You can also donate to the various United Nations entities working jointly under the umbrella of the Joint United Nations Programme on HIV/AIDS (UNAIDS). The United Nations Children's Fund (UNICEF) runs programmes for children's health, school AIDS education, and the prevention of mother-to-child HIV transmission. The United Nations Population Fund (UNFPA) works for reproductive health, including family planning and the prevention and management of sexually transmitted diseases. The World Health Organization (WHO) provides medical advice to health ministries in developing countries through standards, guidelines and research.
You can also contribute to a wide range of non-governmental organizations -- many of which have built up outstanding experience in developing countries and work hand in hand with United Nations organizations.
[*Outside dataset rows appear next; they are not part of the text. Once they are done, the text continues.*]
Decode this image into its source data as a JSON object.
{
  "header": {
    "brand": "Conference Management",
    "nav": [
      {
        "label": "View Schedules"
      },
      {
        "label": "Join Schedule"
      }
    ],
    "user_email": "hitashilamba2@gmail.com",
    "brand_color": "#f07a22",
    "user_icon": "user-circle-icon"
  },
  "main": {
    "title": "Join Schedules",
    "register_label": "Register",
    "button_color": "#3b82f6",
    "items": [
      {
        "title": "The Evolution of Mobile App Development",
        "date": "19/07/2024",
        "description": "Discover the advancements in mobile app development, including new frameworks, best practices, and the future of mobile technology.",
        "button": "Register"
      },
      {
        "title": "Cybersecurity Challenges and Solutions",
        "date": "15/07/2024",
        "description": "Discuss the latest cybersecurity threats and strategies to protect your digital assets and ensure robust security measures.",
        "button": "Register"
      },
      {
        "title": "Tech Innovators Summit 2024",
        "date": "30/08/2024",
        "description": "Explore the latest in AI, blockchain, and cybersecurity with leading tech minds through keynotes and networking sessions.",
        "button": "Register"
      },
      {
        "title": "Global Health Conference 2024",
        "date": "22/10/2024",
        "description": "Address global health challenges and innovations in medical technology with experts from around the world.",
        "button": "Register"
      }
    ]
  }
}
And you can team up as partners to foundations -- including the UN Foundation, which has invested some $45 million over the past four years in projects to curb the spread of AIDS.
Ladies and gentlemen, only through a truly global alliance will AIDS be defeated. In our shrinking world, all of us need to be involved in the solution because -- one way or another, sooner or later -- all of us will be involved in the problem.
Business represents one of the most powerful forces in the world, but it has yet to be fully utilized in this fight. It is high time we tapped its strengths to the full.
Of course, AIDS is, first and foremost, a humanitarian imperative. And so in this case, there is a happy convergence between doing good business and doing good. I hope you will seize that opportunity, and I thank you all for listening today.